Blotter: October 2012

Holes in the Bucket

The SEC accused Ray Lucia Sr., a nationally syndicated radio personality, of misleading potential clients about his “Buckets of Money” investment strategy which he promoted on the air, at investment seminars and in books he authored.  Lucia, an advisor in the San Diego, Calif. area whom REP. named one of its Outstanding Advisor Award winners in 2004, claimed he had successfully tested his strategy using historical data, but the SEC said he performed “scant, if any” backtesting, and the strategy’s value wasn’t proven. The agency said the only testing that occurred involved some calculations made in the 1990s, copies of which no longer existed, and two “cursory” spreadsheets. The calculations included an artificially low inflation rate, failed to include the effect that Lucia’s fees would have had on the results, and didn’t allocate funds in the manner that Lucia’s strategy actually called for, the SEC added. During his seminars, Lucia claimed “Buckets of Money” would provide inflation-adjusted income to retirees while protecting and even increasing their retirement savings.
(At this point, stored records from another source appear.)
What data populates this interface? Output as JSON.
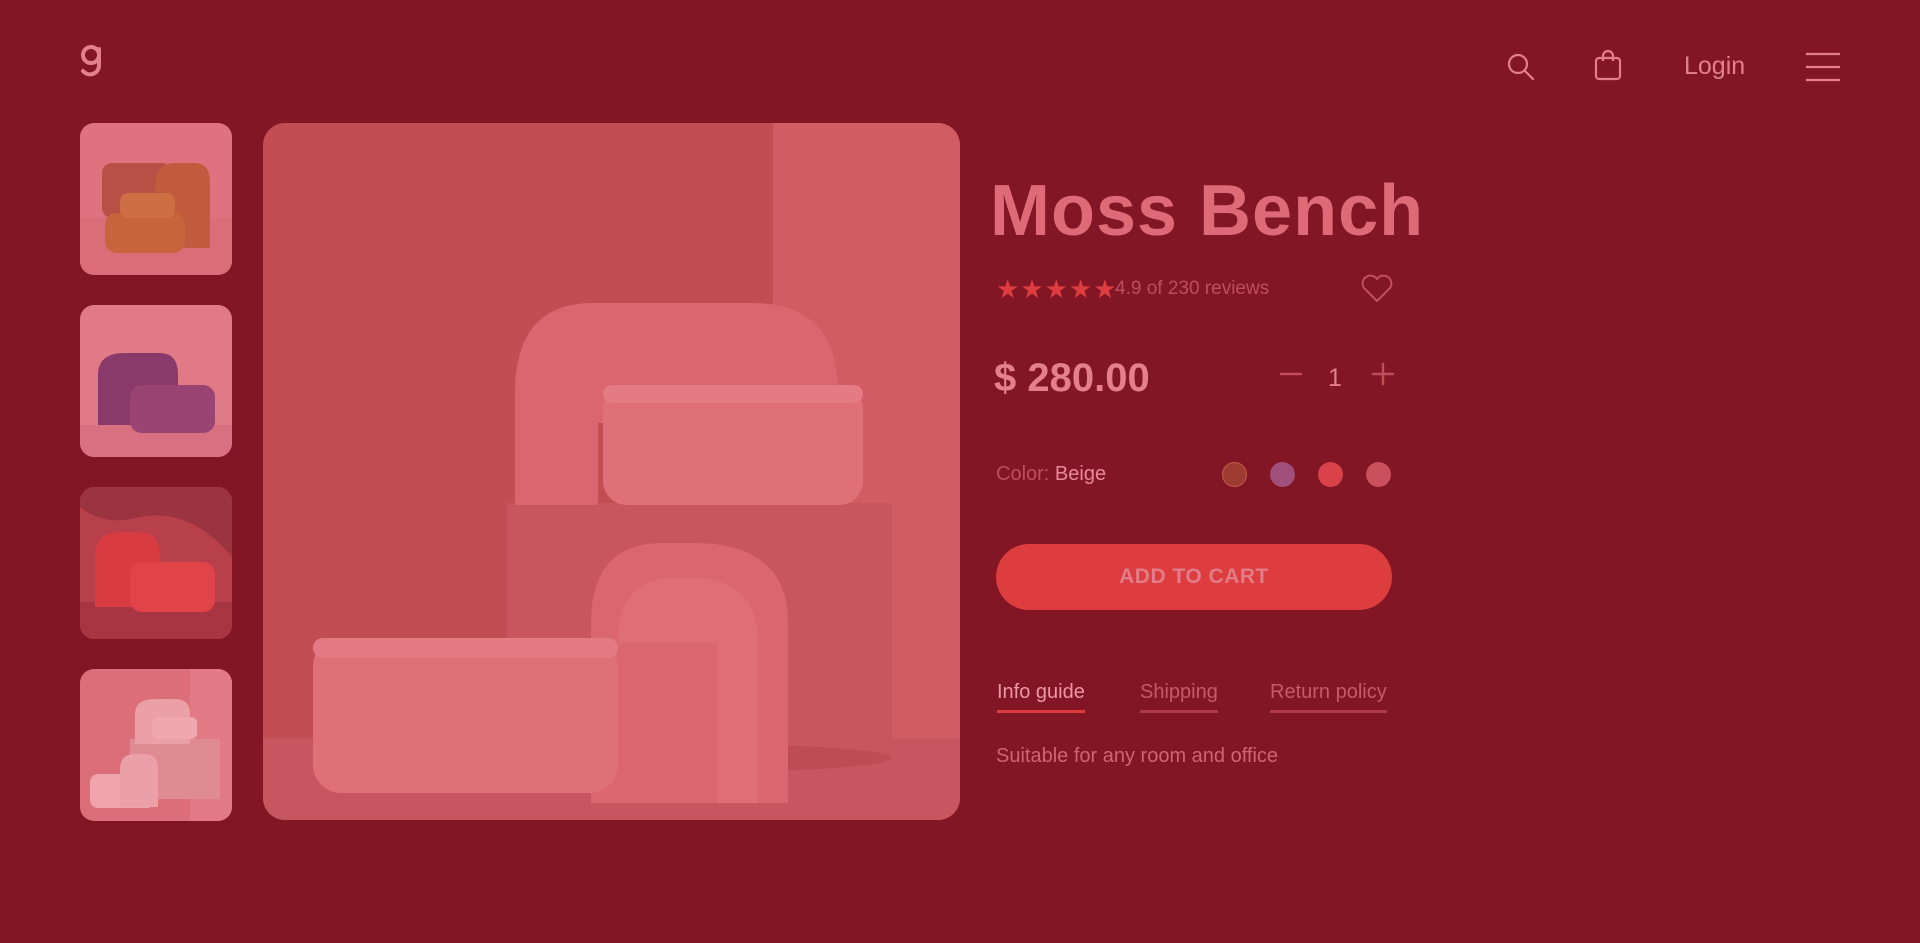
{
  "header": {
    "logo_icon": "g-logo-icon",
    "search_icon": "search-icon",
    "cart_icon": "shopping-bag-icon",
    "login_label": "Login",
    "menu_icon": "hamburger-menu-icon"
  },
  "gallery": {
    "thumbnails": [
      {
        "name": "thumbnail-orange-bench",
        "color": "#c8643c"
      },
      {
        "name": "thumbnail-purple-bench",
        "color": "#8a3a6a"
      },
      {
        "name": "thumbnail-red-bench",
        "color": "#d83c40"
      },
      {
        "name": "thumbnail-pink-bench",
        "color": "#e08890"
      }
    ]
  },
  "product": {
    "title": "Moss Bench",
    "rating_stars": 5,
    "rating_text": "4.9 of 230 reviews",
    "price": "$ 280.00",
    "quantity": "1",
    "color_label": "Color:",
    "color_value": "Beige",
    "swatches": [
      "#9e3b30",
      "#a04f7a",
      "#d84248",
      "#c9505c"
    ],
    "add_to_cart_label": "ADD TO CART",
    "tabs": [
      {
        "label": "Info guide",
        "active": true
      },
      {
        "label": "Shipping",
        "active": false
      },
      {
        "label": "Return policy",
        "active": false
      }
    ],
    "description": "Suitable for any room and office"
  },
  "colors": {
    "background": "#821624",
    "accent": "#dd3d3f",
    "text": "#e0707e"
  }
}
Lucia’s radio program, “The Ray Lucia Show,” was nationally syndicated in 2000.

Bonding Bad

The New York-based investment advisory firm ICP Asset Management and founder/president Thomas C. Priore agreed to pay more than $23 million to settle an SEC court case accusing them of fraud in connection with several collateralized debt obligations they managed. The SEC in 2010 accused ICP and Priore of mismanaging Triaxx CDOs, whose assets primarily consisted of mortgage-backed bonds. As mortgage markets deteriorated starting in 2007, ICP caused Triaxx clients to overpay for bonds in order to protect other ICP clients from realizing losses, or to create profits for ICP, the SEC said. In one case, ICP arranged for a CDO to buy about $22 million of mortgage bonds from another client account at $75 a bond even though ICP had bought the same bonds for that account earlier in the day at $63.50 a bond. The trade cost the CDO $2.5 million. ICP also arranged for several Triaxx CDOs to buy bonds from another CDO at artificially-inflated prices to help the latter meet the margin calls of one of its creditors. Priore and ICP consented to the settlement without admitting or denying the SEC’s allegations. Priore has been barred from the industry for at least five years.